George Fitzgerald - Don't You / SCB Remix (Hot Flush Records)
George Fitzgerald, whose debut EP, The Let Down, neatly tied together the dominant strains of garage, bass, house and R'n'B that were big at the time, returns to Hot Flush with another cut of fractured vocals, broken beats and lush synths. To some extent, it's more of the same; there's mournful detuned vox that warp in and around the melody, skittery half-step percussion and rich synths all bundled up in warm atmospherics. Undoubtedly, this is going to get rinsed to death, especially with Scuba, the man who's A&R skills have launched Joy Orbison, Mount Kimbie and Sigha backing it, and providing a remix on the flip. But this is no monster anthem; it's the moody, richly textured version of the garage-not-garage thing that Kavsrave, J.O. and the rest are punting at the moment. Whether or not there's space in the marketplace for more of the same remains to be seen, but Fitzgerald has his own charm and energy that makes him worth looking out for. Hell, even the vocals have their own place, unlike a few too many of Orbison's tracks.

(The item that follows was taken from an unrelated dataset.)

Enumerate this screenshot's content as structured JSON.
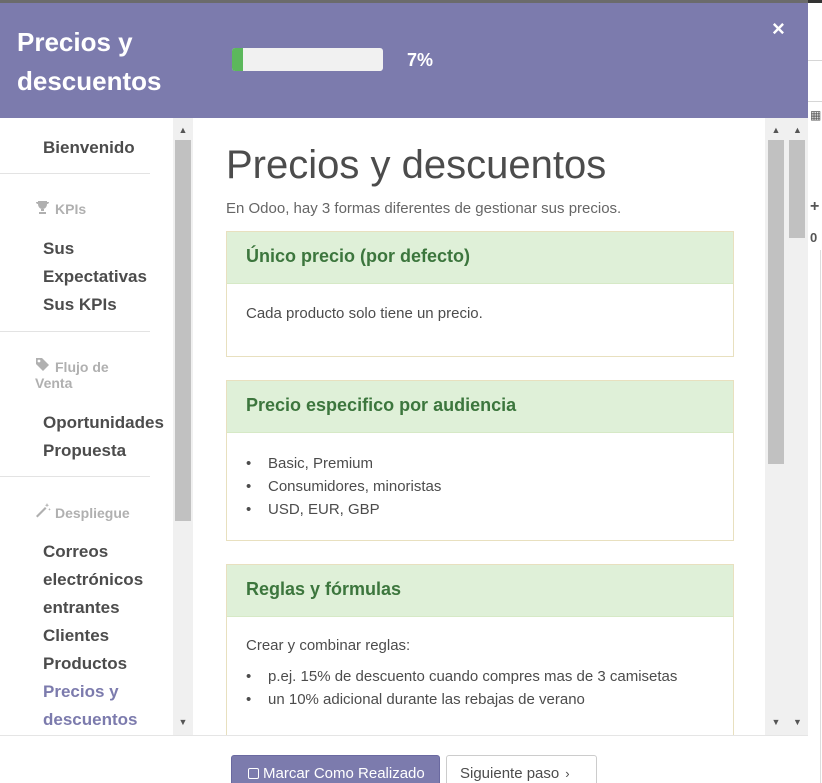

For me, though, the B-side is where it's at - Paul Rose (Scuba), under his SCB moniker careful extracts the essentials of the original and processes them into the kind of Berlin Boom-Tish that he's been espousing lately. Honestly, it's not the best thing he's done under either moniker, but nailing the synthy, purple wow-inflected garage-isms of the original onto a solid technoid template makes for a genre-smashing synthesis. Nice work.